The rest of this talk will examine how we can regain some control over our experience no matter what reality confronts us.
What we shouldn’t do is focus on things that concern us, but which are outside our circle of influence. Our experience then will be one of helplessness and hopelessness. As long as we focus our attention there, our emotions will drag us down, making us despondent.
The Covid pandemic provides endless examples of getting this wrong! One of the features of the pandemic is the widespread experience of languishing. There are many good reasons for this but an important one is the way we focus on things we cannot influence.
We may spend too long watching mainstream media and too long doom scrolling through social media. What should we be doing? Get the statistics once a day from a government website and then shift attention to other things that we can do something about. Like exercising, or focusing on our work, or telling our beloved how much we love them.
The other way we get this wrong is the manner of our attention. As the Stoic philosopher Epictetus put it: “People are not disturbed by things, but by the views they take of them”. So, in our upset are we overgeneralizing? Are we driven by confirmation bias? Are we rigid in our opinions? Are we succumbing to collective delusions such as conspiracy theories that the Covid virus doesn’t exist or that the vaccinations are more dangerous than the virus?

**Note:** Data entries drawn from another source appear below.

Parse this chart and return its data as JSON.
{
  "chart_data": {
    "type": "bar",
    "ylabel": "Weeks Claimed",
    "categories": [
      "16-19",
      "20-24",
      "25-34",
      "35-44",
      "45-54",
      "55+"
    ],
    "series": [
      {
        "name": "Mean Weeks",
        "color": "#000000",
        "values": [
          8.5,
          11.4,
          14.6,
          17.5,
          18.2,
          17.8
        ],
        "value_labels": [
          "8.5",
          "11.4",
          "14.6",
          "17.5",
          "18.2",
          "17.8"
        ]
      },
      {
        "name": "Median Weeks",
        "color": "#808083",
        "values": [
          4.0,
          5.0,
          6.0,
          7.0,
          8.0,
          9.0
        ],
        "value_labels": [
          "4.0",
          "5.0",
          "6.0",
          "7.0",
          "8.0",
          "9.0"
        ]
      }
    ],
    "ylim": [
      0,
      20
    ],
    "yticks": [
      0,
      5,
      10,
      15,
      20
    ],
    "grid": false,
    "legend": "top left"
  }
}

One very powerful way to edit or improve our mindset is to catch ourselves in the act of pessimism. The way we explain the world to ourselves has profound impacts on our wellbeing. Psychologist Martin Seligman showed through decades of empirical work that people who orient to the world with realistic optimism are healthier, catch less diseases, live longer, are more successful and are happier in relationship compared to realistic pessimists.
He uncovered three styles of thought, the three Ps’ of Optimism and Pessimism. For example, if something bad happens like missing out on at a job we went for, we may make it more Permanent than it is: by using language such as ‘I’ll never get a job’ and ‘this always happens’. Or we might make it more Pervasive by seeing it a part of ‘everything’s going wrong’ or ‘nothing’s going right’. Or we might make it Personal by automatically blaming ourselves. By contrast, we can see it as temporary or ‘just now’; as specific or ‘just this’ and as impersonal, examining objectively the higher caliber of the other successful candidate.
Another powerful tool in building realistic optimism is the two conditions test. Next time you experience any negative emotion – you shouldn’t have to wait too long! – interrogate your thinking with two questions:
- First ask yourself if your thinking is realistic. As with Seligman’s Three Ps, is it an exaggeration or overgeneralization or just probably not entirely true? If it is not realistic, you should drop the upset.
- If it is realistic, you aren’t out of the woods yet. Ask if your thinking is helpful. Is it wise or constructive? Not many upsets survive this second question answered honestly.
Sadly, this often reveals that people would rather be right than happy. But now knowing this, see if you can rather be happy than right. See if you can focus on realities you can influence with an outlook that is both realistic and helpful. That’s of course if you want to be happy!